There remains the principle point in the parliament's resolution, namely that EUvsDisinfo "meddles with the free press in the Netherlands …and that it is not up to government bodies to label free press publications as fake-news".
It is a misunderstanding that EUvsDisinfo interferes with the media in the EU.
Its task is to find concrete cases of Russian disinformation and to explain why the information is erroneous.
Virtually all cases of factually false information are found on the sites of the above-mentioned Russian information-channels.
It does occasionally happen, however, that such information finds its way into Western media.
When EUvsDisinfo notices this it is obliged to make it public. Its close cooperation with the EU member states and full transparency guarantee a speedy correction if it makes a mistake.
Exposure not censorship
Under such conditions it is unproblematic that a government-service is responsible for tracing disinformation originating outside the EU.
The bloopers which the Dutch parliament's resolution mentions are the result of the difficult starting phase of EUvsDisino and its flagrant lack of financial means and manpower.
Compare that with the hundreds of million of dollars and the thousands of persons the Kremlin has working for its propaganda, disinformation and fake-news.

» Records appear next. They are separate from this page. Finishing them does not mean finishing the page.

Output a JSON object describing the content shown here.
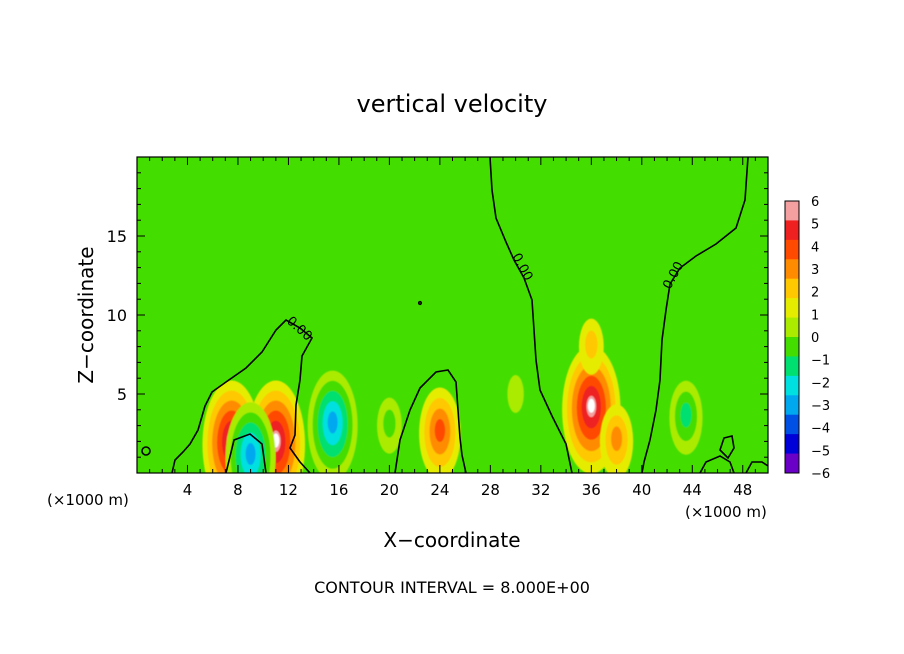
{
  "chart_data": {
    "type": "heatmap",
    "title": "vertical velocity",
    "xlabel": "X−coordinate",
    "ylabel": "Z−coordinate",
    "x_unit_left": "(×1000 m)",
    "x_unit_right": "(×1000 m)",
    "footer": "CONTOUR INTERVAL = 8.000E+00",
    "xlim": [
      0,
      50
    ],
    "ylim": [
      0,
      20
    ],
    "x_ticks": [
      4,
      8,
      12,
      16,
      20,
      24,
      28,
      32,
      36,
      40,
      44,
      48
    ],
    "y_ticks": [
      5,
      10,
      15
    ],
    "colorbar": {
      "levels": [
        6,
        5,
        4,
        3,
        2,
        1,
        0,
        -1,
        -2,
        -3,
        -4,
        -5,
        -6
      ],
      "colors": [
        "#f4a0a0",
        "#ee2020",
        "#ff4a00",
        "#ff8c00",
        "#ffc800",
        "#e6ec00",
        "#aaeb00",
        "#44dd00",
        "#00e070",
        "#00e0e0",
        "#00a8f0",
        "#0050e6",
        "#0000d8",
        "#6a00c8"
      ]
    },
    "contour_labels": [
      "0.00",
      "0.00",
      "0.00"
    ],
    "anomalies": [
      {
        "x": 7.5,
        "z": 1.8,
        "value": 5.4
      },
      {
        "x": 11.0,
        "z": 1.8,
        "value": 5.6
      },
      {
        "x": 9.0,
        "z": 1.0,
        "value": -4.8
      },
      {
        "x": 15.5,
        "z": 3.0,
        "value": -4.5
      },
      {
        "x": 24.0,
        "z": 2.5,
        "value": 3.2
      },
      {
        "x": 36.0,
        "z": 4.0,
        "value": 6.0
      },
      {
        "x": 36.0,
        "z": 8.0,
        "value": 1.2
      },
      {
        "x": 38.0,
        "z": 2.0,
        "value": 3.0
      },
      {
        "x": 43.5,
        "z": 3.5,
        "value": -2.6
      },
      {
        "x": 30.0,
        "z": 5.0,
        "value": -1.0
      },
      {
        "x": 20.0,
        "z": 3.0,
        "value": -1.5
      }
    ]
  }
}
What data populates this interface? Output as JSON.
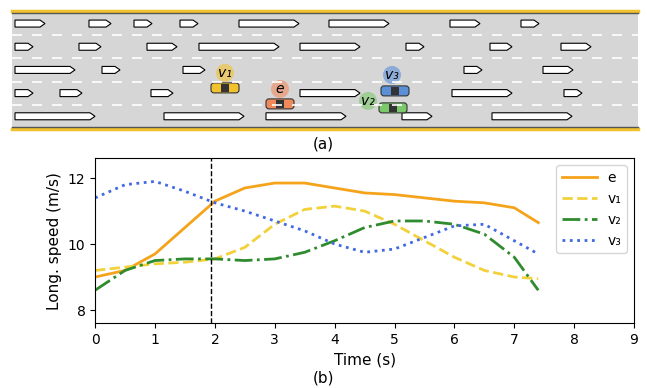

In view of the serious threat of Russian disinformation to Western democracies the parliament would do better by making more funds so that the EU and its member states can counter it effectively.
Author bio
This opinion piece was written by Willem Aldershoff, an international affairs analyst in Brussels, and co-signed by 16 other like-minded experts on Russian affairs from around Europe:
Roman Shutov (Baltic Centre for Media Excellence, Riga), Jakub Janda (Head of Kremlin Watch Program), Stefan Meister (German Council on Foreign Relations, Berlin), Kataryna Wolczuk (Chatham House, United Kingdom), Volodymyr Yermolenko (Internews Ukraine), Philippe de LARA (professor of political science, Université Paris 2, France), Nataliia Popovych (Ukraine Crisis Media Centre), Jacek Kucharczyk (Institute of Public Affairs, Warsaw), Willem Aldershoff (analyst international affairs, Brussels), Oleksiy Matsuka (Donetsk Institute of Information), Heikki Hakala (Senior Contributing Editor, Helsinki), Mykola Riabchuk (Ukrainian PEN Center), Danilo Elia (Rai - Radiotelevisione Italiana Rome), Sergiy Sydorenko (European Pravda, Kiev), Melinda Haring (Atlantic Council, Washington), Alya Shandra (Euromaidan Press, Kiev) and Halyna Coynash (Kharkiv Human Rights Group, Poland).
Disclaimer
The views expressed in this opinion piece are the author's, not those of EUobserver.